For all the appreciation Dr Dre’s 2015 comeback Compton endured, critical consensus deemed the long-awaited project sorely missed the silky vocals of Nate Dogg (R.I.P.), who was the dependable soulful fixture of many Dre-helmed albums over the past two decades.

Yet Compton was nonetheless lit up by the appearance of the then-largely-unknown Anderson .Paak on six of its tracks. His distinctive, gravelly tones added an earthier feel to proceedings, bolstering those eyebrow-raising claims that the man once known as Breezy Lovejoy could be a possible successor to the late, great Nate, who had tragically passed away in 2011. Indeed, the Oxnard-born vocalist’s stock in the game has skyrocketed since then, thanks to his acclaimed solo debut Malibu, which dropped back in January, and an impressive range of guest slots, including sure-shot collabos with Los Angeles mainstays such as The Game and ScHoolboy Q.

Less visible, however, was his intriguing pair-up towards the end of last year with Philly-born, New Jersey-raised and LA-based producer Knxwledge. Their dope EP proved to be a subtle flipside to Dre’s bombastic Compton. Now, the duo – collectively known as NxWorries — have crafted a confidently offbeat and sultry full-length work in Yes Lawd!

Dropping on the perennially forward-thinking Stones Throw imprint, it’s very much a 21st century soul album, yet still redolent of the free-flowing, idiosyncratic Hip Hop vibe forged by the likes of Madlib, MF Doom and J. Dilla (all of whom, of course, dropped some of their best material on Peanut Butter Wolf’s storied label).

Knxwledge’s wide-ranging resume boasts both headline work for marquee stars (Kendrick Lamar’s “Momma”) as well as down-low street gems (the brilliantly mournful Hour Glass by Hus Kingpin & Rozewood; assorted heat for Joey Bada$$ and Earl Sweatshirt). Here, over the course of 19 tracks, his chopped loops and skewed drum breaks provide a luxuriously twisted turf for Anderson .Paak’s unique timbre.

The best of the bunch is “Get Bigger/Do U Luv,” in which the once-homeless .Paak flips through his personal journals over a wonderfully intoxicating soul groove, his expansive on-the-come-up raps vividly capturing a legit hardscrabble rise made up of dead-end odd jobs, walking home in the rain and dreams of tinted-out whips: “I left home at 17/had to lighten the load/I was young but I was keen to survive on my own…” It’s in close thematic territory to the DJ Premier-produced “Animals,” the standout sociological study from Dre’s Compton that ultimately shot .Paak to fame.

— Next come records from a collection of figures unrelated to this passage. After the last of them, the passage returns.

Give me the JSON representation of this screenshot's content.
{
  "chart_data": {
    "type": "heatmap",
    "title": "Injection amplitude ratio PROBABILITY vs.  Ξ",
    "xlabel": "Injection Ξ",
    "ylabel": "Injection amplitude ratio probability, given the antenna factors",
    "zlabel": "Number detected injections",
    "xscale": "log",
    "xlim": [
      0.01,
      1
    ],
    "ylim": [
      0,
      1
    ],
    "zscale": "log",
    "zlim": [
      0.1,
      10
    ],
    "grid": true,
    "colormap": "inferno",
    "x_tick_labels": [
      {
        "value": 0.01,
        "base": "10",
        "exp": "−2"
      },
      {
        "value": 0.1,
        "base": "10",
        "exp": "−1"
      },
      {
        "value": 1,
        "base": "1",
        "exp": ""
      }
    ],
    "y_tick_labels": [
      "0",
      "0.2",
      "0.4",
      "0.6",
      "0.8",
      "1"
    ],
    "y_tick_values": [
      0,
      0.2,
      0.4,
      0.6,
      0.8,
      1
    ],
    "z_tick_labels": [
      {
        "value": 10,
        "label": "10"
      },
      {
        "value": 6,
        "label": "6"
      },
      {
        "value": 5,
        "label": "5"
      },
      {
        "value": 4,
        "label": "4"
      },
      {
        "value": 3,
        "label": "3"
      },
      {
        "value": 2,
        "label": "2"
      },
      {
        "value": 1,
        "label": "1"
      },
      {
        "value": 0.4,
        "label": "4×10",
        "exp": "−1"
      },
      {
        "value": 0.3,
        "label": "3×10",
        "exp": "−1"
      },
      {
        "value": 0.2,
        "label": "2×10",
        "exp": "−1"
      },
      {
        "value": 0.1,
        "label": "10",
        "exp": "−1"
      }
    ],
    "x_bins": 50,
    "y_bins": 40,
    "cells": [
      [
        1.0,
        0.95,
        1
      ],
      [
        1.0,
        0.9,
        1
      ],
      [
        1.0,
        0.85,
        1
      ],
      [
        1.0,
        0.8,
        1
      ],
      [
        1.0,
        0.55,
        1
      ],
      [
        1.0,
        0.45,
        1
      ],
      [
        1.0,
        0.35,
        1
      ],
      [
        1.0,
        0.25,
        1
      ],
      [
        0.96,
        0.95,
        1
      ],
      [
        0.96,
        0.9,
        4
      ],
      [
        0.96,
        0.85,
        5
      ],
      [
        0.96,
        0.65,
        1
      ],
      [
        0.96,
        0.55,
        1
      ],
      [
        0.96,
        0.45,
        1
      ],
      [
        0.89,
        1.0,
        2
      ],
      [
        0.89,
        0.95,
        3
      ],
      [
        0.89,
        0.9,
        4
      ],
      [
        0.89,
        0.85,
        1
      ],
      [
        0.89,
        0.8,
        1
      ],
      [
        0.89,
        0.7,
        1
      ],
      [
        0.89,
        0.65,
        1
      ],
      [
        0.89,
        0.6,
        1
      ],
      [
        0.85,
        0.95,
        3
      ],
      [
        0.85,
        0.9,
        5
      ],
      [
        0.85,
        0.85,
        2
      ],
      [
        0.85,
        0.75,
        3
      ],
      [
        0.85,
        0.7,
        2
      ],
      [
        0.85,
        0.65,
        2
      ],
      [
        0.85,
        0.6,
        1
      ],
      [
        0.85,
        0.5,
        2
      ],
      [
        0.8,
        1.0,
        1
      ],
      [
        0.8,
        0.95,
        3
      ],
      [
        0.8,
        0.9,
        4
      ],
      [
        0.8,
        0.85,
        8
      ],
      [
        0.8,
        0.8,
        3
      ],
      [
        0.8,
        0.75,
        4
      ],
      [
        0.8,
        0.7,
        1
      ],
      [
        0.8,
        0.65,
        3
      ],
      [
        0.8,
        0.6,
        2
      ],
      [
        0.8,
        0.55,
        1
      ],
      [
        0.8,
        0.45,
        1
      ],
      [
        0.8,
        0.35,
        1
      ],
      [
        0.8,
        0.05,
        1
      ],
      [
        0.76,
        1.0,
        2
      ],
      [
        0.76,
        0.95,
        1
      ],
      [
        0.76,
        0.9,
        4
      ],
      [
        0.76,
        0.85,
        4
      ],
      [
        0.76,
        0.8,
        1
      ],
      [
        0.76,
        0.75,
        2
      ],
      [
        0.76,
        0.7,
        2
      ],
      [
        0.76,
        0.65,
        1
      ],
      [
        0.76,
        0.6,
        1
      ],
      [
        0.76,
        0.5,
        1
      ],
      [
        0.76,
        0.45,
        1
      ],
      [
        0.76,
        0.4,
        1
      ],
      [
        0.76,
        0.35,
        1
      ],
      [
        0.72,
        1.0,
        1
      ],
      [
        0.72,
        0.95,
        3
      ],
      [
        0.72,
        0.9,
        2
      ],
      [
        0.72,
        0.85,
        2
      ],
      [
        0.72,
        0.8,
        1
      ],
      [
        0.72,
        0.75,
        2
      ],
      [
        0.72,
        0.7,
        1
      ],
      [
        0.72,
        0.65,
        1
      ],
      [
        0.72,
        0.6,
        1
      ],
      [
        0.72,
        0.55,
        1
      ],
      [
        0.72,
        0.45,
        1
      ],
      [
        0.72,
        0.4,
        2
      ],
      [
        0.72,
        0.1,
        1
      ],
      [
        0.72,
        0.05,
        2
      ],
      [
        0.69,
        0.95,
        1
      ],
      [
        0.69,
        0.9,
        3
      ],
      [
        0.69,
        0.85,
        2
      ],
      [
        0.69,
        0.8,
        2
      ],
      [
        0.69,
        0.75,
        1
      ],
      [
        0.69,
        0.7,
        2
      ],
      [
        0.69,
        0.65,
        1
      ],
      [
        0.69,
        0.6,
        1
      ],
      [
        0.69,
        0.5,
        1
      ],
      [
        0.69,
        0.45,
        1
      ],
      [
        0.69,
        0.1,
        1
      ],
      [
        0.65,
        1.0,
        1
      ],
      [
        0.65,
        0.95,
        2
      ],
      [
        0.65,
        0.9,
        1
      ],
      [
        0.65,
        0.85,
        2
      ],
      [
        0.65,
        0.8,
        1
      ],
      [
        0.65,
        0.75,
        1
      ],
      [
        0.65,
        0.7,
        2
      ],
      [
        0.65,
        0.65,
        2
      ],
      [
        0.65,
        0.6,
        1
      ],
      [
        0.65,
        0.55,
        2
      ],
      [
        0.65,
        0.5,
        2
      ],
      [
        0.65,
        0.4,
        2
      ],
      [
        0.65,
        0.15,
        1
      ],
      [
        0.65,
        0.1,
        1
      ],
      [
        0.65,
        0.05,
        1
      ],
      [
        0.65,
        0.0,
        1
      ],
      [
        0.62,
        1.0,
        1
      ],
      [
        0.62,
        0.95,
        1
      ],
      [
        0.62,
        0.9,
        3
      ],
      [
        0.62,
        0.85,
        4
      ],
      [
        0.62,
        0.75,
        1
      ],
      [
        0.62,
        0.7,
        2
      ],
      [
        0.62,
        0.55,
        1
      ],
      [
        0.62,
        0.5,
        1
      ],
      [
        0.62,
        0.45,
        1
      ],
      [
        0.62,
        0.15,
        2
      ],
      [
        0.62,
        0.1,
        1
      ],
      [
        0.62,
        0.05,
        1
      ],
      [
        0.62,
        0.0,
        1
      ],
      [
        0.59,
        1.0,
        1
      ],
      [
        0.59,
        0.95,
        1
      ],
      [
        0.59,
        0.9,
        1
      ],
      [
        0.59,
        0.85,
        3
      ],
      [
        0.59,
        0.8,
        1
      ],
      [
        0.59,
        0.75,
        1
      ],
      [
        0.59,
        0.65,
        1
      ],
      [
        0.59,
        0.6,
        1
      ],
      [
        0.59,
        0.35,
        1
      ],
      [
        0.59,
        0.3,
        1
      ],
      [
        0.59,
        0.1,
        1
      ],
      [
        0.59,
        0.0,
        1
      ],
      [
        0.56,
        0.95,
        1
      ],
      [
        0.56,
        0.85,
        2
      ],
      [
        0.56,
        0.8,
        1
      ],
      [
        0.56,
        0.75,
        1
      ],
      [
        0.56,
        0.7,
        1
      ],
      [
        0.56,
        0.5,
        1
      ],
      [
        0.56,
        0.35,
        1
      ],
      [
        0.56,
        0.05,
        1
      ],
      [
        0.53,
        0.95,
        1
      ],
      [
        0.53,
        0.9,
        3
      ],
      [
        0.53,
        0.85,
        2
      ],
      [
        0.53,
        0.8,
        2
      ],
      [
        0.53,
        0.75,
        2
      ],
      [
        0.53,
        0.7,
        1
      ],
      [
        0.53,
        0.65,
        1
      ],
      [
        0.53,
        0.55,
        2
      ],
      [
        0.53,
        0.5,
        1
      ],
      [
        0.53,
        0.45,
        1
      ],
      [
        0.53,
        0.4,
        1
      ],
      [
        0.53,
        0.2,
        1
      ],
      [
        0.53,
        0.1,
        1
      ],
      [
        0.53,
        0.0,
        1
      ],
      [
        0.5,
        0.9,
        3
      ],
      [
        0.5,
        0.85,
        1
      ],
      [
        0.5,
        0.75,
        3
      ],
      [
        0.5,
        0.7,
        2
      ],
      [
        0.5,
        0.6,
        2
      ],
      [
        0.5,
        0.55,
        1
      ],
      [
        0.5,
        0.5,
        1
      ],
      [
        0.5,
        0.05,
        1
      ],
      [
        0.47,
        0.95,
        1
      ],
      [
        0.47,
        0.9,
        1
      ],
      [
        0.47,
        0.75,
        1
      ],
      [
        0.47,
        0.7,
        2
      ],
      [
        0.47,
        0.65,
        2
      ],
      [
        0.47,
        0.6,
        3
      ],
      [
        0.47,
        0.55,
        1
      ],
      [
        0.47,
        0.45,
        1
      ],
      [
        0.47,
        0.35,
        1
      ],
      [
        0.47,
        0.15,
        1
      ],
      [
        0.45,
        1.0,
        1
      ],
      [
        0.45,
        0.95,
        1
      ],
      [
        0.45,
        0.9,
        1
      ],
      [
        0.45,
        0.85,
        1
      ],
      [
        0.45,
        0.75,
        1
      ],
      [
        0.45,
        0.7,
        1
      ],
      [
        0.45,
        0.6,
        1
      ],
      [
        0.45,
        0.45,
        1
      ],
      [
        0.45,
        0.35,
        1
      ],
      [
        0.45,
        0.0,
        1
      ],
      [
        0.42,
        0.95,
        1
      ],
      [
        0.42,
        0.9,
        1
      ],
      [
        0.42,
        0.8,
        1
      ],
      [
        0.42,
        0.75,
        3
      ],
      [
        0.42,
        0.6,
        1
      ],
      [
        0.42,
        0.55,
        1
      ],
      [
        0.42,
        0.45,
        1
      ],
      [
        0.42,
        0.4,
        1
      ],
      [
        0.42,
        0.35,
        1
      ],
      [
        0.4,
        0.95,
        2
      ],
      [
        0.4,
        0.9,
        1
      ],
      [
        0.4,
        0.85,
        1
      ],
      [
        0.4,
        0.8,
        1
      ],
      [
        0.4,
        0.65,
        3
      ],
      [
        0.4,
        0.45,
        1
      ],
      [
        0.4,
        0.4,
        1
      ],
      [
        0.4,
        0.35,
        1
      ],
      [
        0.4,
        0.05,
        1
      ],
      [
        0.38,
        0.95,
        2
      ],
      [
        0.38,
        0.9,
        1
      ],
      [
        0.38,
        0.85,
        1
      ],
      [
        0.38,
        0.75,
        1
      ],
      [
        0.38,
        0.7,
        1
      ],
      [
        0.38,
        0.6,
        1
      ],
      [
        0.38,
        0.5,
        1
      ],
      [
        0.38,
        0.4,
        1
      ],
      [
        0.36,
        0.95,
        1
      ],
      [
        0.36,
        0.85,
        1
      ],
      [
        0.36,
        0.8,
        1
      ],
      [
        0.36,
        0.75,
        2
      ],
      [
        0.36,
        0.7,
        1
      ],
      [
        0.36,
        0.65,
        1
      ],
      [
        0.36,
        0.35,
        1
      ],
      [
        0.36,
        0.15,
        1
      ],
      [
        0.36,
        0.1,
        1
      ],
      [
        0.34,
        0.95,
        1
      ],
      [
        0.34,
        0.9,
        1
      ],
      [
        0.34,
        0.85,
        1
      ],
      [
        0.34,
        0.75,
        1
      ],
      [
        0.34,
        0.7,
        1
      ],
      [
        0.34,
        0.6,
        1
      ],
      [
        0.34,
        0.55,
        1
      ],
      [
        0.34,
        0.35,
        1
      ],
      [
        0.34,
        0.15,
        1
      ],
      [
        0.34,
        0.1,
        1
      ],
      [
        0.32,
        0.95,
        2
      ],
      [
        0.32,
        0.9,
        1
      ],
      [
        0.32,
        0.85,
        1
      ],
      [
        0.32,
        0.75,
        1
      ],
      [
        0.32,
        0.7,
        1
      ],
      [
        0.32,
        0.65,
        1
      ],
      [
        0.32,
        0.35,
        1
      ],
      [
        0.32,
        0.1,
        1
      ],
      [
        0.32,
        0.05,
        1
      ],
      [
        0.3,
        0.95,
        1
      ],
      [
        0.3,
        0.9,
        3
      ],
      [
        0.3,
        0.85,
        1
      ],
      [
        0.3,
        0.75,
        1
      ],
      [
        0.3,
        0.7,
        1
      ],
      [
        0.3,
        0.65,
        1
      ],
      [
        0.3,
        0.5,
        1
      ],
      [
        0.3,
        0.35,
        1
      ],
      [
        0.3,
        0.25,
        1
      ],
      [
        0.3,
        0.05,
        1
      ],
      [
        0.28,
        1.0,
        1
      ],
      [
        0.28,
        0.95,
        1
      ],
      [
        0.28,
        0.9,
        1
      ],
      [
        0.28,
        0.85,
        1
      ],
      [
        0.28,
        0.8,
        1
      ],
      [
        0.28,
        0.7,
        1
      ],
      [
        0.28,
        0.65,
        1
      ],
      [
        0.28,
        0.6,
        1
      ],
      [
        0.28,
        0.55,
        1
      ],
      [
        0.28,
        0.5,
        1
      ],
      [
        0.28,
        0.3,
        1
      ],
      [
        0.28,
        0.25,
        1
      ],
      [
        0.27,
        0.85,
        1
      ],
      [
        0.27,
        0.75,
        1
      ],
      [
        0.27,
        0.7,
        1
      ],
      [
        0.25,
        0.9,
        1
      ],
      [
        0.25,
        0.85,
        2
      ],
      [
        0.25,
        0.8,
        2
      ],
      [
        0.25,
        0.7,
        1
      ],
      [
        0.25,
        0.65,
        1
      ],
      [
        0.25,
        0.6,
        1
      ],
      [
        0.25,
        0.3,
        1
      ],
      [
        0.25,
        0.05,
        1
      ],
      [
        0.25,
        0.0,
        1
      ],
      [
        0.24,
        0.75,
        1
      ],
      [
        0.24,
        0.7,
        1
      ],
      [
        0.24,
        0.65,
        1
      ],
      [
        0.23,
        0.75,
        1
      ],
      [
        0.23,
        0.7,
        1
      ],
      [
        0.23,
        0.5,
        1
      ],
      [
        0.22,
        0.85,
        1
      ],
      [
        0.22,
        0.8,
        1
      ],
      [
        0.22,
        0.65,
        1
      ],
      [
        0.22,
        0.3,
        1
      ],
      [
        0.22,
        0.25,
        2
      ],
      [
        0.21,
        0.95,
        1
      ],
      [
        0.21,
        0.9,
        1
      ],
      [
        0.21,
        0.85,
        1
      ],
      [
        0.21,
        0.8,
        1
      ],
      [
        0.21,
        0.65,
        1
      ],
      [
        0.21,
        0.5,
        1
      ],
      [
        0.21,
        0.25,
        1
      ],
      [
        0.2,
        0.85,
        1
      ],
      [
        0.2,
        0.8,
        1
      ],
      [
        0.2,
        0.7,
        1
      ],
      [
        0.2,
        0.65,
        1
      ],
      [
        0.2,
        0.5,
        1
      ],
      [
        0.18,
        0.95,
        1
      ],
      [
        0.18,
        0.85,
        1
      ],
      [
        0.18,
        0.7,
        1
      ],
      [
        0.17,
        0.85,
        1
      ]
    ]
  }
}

Coupled with his everyday struggles, .Paak grapples with the fallout from relationship politics, his late-night-hook-up-scattered dispatches deftly switching between rapping and singing. The humor is executed with aplomb (the amusing “H.A.N.” finds him declaring “Give a fuck about your job/Give a fuck about your blog…” to his potential detractors) while on the awesome “Kutless” he earnestly suggests “Let’s cruise for the moment/let’s do what they say can’t be done…” over a glimmering horizontal sonic haze.

That expansive vocal approach is matched by Knxwledge’s scattering of violins, keyboards and quirky loops. “Scared Money” is built around a ridiculously chunky and gleaming ‘80s R&B groove which vaguely recalls MF Doom at his Atlantic Starr-and-SOS-Band-sampling best. “Lyk Dis” and “Can’t Stop,” meanwhile, are bona fide bangers that carry a thump and snap that suggest a state-of-the-art upgrade of J Dilla’s masterful beat manipulation, the latter imbued with a deliciously stuttering, sleazy funk and distorted vocals.

In the end, Yes Lawd! arguably surpasses even .Paak’s own pretty-darn-great Malibu — already tagged as one of the 2016 season’s best, and hints at a truly formidable partnership going forward. It’s a restlessly inventive work that adds a uniquely soulful layer to underground Hip Hop 3.0’s resurgent, evolving sound.